A fundamental Internet problem has unintentionally been addressed by the Ethereum community: The Single Sign-On “Sign-In w / Ethereum” is the future of login to any Internet app, crypto-related or not merely a notion.
What is “Single-Sign-On” ? It may signify much stuff according to context, but here it is an ordinary individual with a user name and password/authentication process that works across all services.
The Internet does not have a personal user name/authentication system and the IP addresses that are integrated fluctuate and are depending on the device and location. Each one built its own password/username system.
We all know what occurred – weak passwords on post-it notes are being re-used – sign-in fatigue (“I need to generate another username/password ?”). – hacks + dumps. – hacks + data.
Yes, there are people who can utilize password managers, etc, but in practice this does not happen.
Social sign-on was one option in the last decade. You presumably already have a Google, Facebook, etc account, so why not simply sign into new services? No other user name/word has to be created by users and no additional services must be managed — win/win.
“Social Signup” has several challenges while improving. 1) It’s a little large body depending. Do people really want the whole Internet to have Google authority over their username / password? And, are smaller services actually wanting this enormous body to be at the mercy?
2) It’s inherently fragmented – username /password controlled by a Big Corp can never be “neutral” – “which social account did I use for this service again?” – We wouldn’t even want one company to win out.
3) People’s passwords are still insecure. If you use your Google account to login into everything, your security is now dependent on the strength of your Google account password, and the majority of people use weak passwords (though 2FA can help here.)

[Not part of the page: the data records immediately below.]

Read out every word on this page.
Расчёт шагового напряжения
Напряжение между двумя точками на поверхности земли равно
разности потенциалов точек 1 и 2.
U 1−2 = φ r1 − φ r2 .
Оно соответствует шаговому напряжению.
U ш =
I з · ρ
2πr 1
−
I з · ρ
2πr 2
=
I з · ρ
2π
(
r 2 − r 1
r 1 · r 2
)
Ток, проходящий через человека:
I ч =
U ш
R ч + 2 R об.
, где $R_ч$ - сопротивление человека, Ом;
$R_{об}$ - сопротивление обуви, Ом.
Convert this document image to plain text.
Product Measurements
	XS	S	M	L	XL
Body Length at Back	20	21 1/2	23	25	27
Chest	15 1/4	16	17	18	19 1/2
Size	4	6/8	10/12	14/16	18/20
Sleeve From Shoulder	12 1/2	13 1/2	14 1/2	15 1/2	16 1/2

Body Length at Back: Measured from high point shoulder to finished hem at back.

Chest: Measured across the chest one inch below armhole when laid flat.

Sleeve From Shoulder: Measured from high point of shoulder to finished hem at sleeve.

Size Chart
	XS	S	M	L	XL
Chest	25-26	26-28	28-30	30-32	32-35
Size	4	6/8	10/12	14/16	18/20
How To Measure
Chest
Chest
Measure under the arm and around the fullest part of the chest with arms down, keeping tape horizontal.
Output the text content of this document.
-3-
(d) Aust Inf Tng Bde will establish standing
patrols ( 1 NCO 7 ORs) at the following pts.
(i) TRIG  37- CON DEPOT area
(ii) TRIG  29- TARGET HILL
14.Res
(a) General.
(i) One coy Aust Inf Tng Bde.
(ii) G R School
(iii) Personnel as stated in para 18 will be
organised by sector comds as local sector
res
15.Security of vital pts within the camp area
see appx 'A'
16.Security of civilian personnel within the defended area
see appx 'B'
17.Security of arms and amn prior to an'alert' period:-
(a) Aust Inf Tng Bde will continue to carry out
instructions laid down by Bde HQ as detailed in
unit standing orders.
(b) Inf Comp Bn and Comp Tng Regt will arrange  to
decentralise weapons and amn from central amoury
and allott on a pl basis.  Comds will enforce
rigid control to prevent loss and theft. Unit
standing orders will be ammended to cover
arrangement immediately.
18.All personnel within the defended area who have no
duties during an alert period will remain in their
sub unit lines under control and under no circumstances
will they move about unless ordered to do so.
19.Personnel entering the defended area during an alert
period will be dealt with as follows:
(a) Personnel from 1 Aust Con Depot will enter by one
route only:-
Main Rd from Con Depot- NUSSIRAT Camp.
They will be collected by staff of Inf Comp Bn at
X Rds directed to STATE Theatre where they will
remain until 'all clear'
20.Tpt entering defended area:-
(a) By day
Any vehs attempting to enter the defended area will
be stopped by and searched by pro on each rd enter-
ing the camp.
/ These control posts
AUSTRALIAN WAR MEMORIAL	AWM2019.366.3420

Ethereum Sign-In is a revolutionary concept. To begin, Ethereum provides ordinary individuals with computer-generated public/private key pairs as well as methods to securely connect them to services. Cryptocurrency incentives are finally doing what cypher punk philosophy has failed to do.
Your Ethereum private key is a password that only you have access to. There is no need for a central service to make it operate. Simply use your private key to sign something. You produce it on your own device, and your private key is never required by any service.
People require effective user interfaces for storing and utilizing their private keys. This was cypherpunks/Achilles PGP’s heel. Hardware wallets — Meta Mask, Wallet Connect social recovery, and so forth – are another area where crypto incentives are developing. There is still a lot of work to be done, but things are improving.
Second, you’ll need human-readable username Key pairs, which may be created by a machine; however, don’t usernames necessitate the employment of a central service to hold this information? This is Zooko’s Triangle: naming systems can’t be decentralized, safe, and understandable by humans, can they?
This Trilemma was overcome because to blockchain technology. The first effort at this was Namecoin (introduced in 2011), but it failed to gain traction. However, ENS Domains, which was established in 2017 and is based on Ethereum smart contracts, has gained widespread acceptance as the web3 standard ens.domains.
Users may register a.ETH domain name on ENS without using any centralized services, and then manage it using their Ethereum account. It’s your web3 username, it simplifies crypto payments, and it can even lead to a decentralized website—all with a single name.
When you combine all of this, you’ll have a decentralized self-custody username system for your Ethereum account. There is no company or centralized system involved in this entire setup, and the user is not controlled by a corporation, therefore it is credibly neutral.